I have just finished reading Jeremy Rifkin’s latest book; The Third Industrial Revolution. I recommend it. In the book Rifkin proposes a strategy that will wean the nations of the world off oil dependence. The strategy must be implemented simultaneously in five parts, or pillars.
1) Shift to Renewable Energy – Develop massive wind farms, new technology etc.
2) Transform Buildings into Micro-Power Plants – Buildings account for about half of energy consumption next to cars. Attaching wind turbines and solar cells to buildings will eliminate this energy demand and instead feed power back into the electric grid.
3) Develop Hydrogen Fuel Cells – Rifkin proposes advancing hydrogen as a medium to efficiently store collected energy. NASA has already done extensive R&D.
4) Create a Smart Grid using the Internet – By connecting power sites through the internet, buildings that are generating surplus energy can feed their surplus into sites demanding an excess of energy.
5) Transition Cars to Electric and Fuel Cell Power – Taking cars off gas power eliminates the second largest green house gas emitter on the planet. With the development of a smart grid these cars will also be able to sell surplus energy back to the grid.
Creating these five pillars creates jobs, pulls America into a sustainable future, and establishes our country as a technology leader. Oh it may also stop climate change and save the world.
Unfortunately Europe is already way ahead of us. They are expected to draw one third of their power from green sources by 2020.
Like all renewable energy, developing these pillars will take and initial investment which will pay for itself three-fold within a matter of years. In response to critics who will say, “we don’t have the money,” Rifikin points to the fact that city governments are already spending the tax money needed to develop the technology. City governments are spending the money to maintain existing infrastructure, when they could be investing their existing revenues to create the renewable energy of the new era.
Throughout the book Rifkin details obstacles and successes he encountered while trying to implement his vision throughout the world. In Europe his message seems to have taken hold.
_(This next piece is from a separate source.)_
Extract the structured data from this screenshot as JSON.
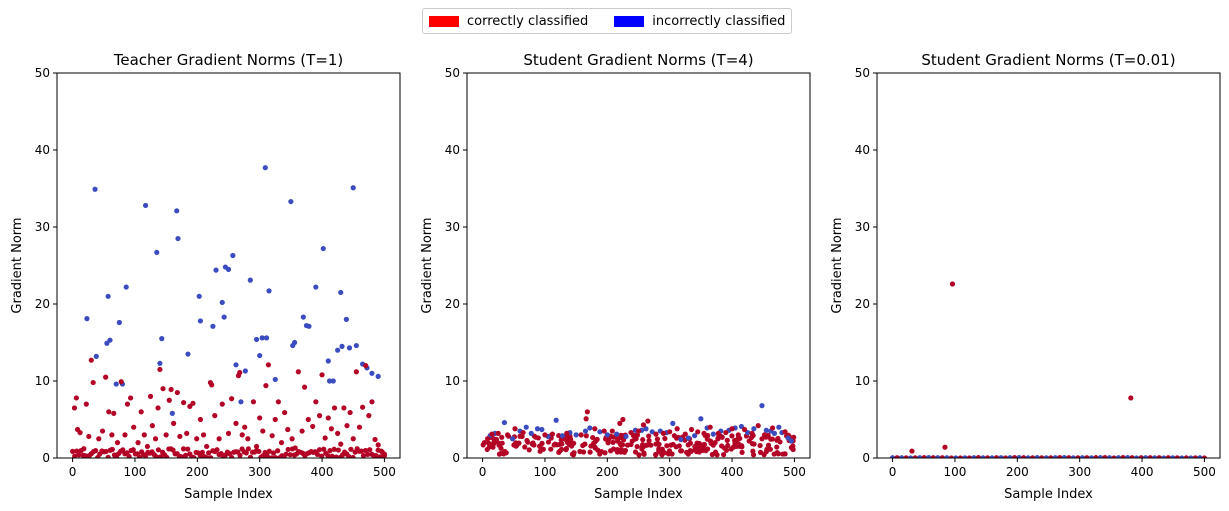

In other cities and countries his efforts were stymied by politics or disorganized efforts to implement the five pillars.
For example, city government money San Antonio set aside to implement renewable energy changes became ear-marked for nuclear reactor development. (Rifkin is not a proponent of Nuclear Energy as part of the third industrial revolution.) When costs soared for the reactors the lest costly green-investments Rifkin had recommended were set aside.
We can see examples of a disorganized effort to shift to renewables every day. The Obama administration has put $11.6 billion into increasing energy efficiency, $6.5 billion for renewable energy, $4.4 billion to develop a smart grid, and $2 billion to develop battery technology. Source: http://online.wsj.com/public/resources/documents/STIMULUS_FINAL_0217.html
What Obama has failed to do is unite these various efforts under a single narrative. Like soldiers in the field, if these initiatives are scattered they will be defeated. Rifkin is offering us a narrative, a plan. My take away from his book is that we must proliferate that plan. We have to work not just toward one of the five pillars, but to all of them if we are to succeed. I believe success in retelling this story, in pressuring our leaders to tell this story, is the key to the future.